Keith Pompey: The #Sixers have hired @J_R_Holden as an international scout, according to sources. The Pittsburgh native spent the past 4 seasons as the #Pistons director of international scouting. Holden has a plethora of ties to and knowledge of the European game.
In discussing the situation, Colangelo termed his own tenure in Philadelphia — with which he served as a special adviser — as over, before clarifying that it is “over at the end of the year.” A league source confirmed that account. While Colangelo is under contract through the end of this calendar year, and the 76ers will be honoring that contract, it won’t be renewed.
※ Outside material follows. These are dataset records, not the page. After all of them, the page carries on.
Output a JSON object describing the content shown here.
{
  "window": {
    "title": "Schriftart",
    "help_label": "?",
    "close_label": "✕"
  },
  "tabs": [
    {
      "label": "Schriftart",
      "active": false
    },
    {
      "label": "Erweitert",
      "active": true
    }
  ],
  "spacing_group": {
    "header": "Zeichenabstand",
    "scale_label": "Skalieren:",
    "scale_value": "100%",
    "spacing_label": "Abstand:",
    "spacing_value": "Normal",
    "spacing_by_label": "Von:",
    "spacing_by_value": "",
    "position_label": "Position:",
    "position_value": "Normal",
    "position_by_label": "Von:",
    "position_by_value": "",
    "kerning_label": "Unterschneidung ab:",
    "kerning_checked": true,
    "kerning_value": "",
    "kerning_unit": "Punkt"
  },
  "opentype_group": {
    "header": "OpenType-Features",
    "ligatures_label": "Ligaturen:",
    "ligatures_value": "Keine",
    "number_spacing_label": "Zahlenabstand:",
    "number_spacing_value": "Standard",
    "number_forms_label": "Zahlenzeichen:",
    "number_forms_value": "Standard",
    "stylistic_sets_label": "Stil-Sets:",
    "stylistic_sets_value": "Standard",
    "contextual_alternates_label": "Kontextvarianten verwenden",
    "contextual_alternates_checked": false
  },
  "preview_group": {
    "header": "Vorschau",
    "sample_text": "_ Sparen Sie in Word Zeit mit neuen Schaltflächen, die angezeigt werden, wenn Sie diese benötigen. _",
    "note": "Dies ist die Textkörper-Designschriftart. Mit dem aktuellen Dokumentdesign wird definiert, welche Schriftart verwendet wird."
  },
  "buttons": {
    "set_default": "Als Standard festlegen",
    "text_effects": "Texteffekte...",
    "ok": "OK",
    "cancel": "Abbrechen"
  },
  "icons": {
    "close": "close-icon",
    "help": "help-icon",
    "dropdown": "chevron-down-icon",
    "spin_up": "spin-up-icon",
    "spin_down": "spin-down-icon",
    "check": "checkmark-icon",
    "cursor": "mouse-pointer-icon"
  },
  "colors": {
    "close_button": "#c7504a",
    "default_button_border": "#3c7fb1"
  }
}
It is an awkward ending to what was one of the stranger stories in recent NBA memory.
Marc Stein: The 76ers had great interest in Morey -- freshly voted as the league's Executive of the Year -- to replace the ousted Bryan Colangelo. But Morey couldn't be lured away from the Rockets, with whom he has spent the last 12 seasons.
The 76ers’ search for a president of basketball operations/general manager could drag on. “I think it’s going to take a while to find the right person,” Sixers co-managing partner Josh Harris said Monday at the NBA Summer League. “I hate to keep talking about it, but we really need to find the right person who can develop the special culture. It’s very consensus-oriented.”
The holdup in filling his job could be finding someone willing to give up total power in making decisions. The Sixers prefer someone with GM experience. And they would like to keep the front-office personnel intact. Multiple sources have said that Kiki VanDeWeghe has expressed interest in the job. VanDeWeghe is the NBA’s executive vice president for basketball operations. He has had GM stints with the Nets and the Nuggets.
Former Cavaliers general manager David Griffin was once mentioned as the leading candidate for the job. Spurs general manager R.C. Buford has been mentioned as a possible target, according to sources. However, the Sixers would have a tough time prying him away from San Antonio.
Marc Eversley, vice president of player personnel, is regarded as the best candidate for the GM job. Co-owner David B. Heller could continue to have a huge say regardless of who the Sixers hire. “I don’t think we need an overhaul,” Brown said of the front office. “We’re in deep on this. We have ways we do business. So somewhere out there, we’ll find the balance of those things that I said, and I’m sure that I’ll have a voice in the selection of the next general manager.”
But coach Brett Brown, the team’s interim GM, said he doesn’t think they will have to look far for a new GM. “There’s so much in place that is good here,” Brown said of the Sixers’ front office.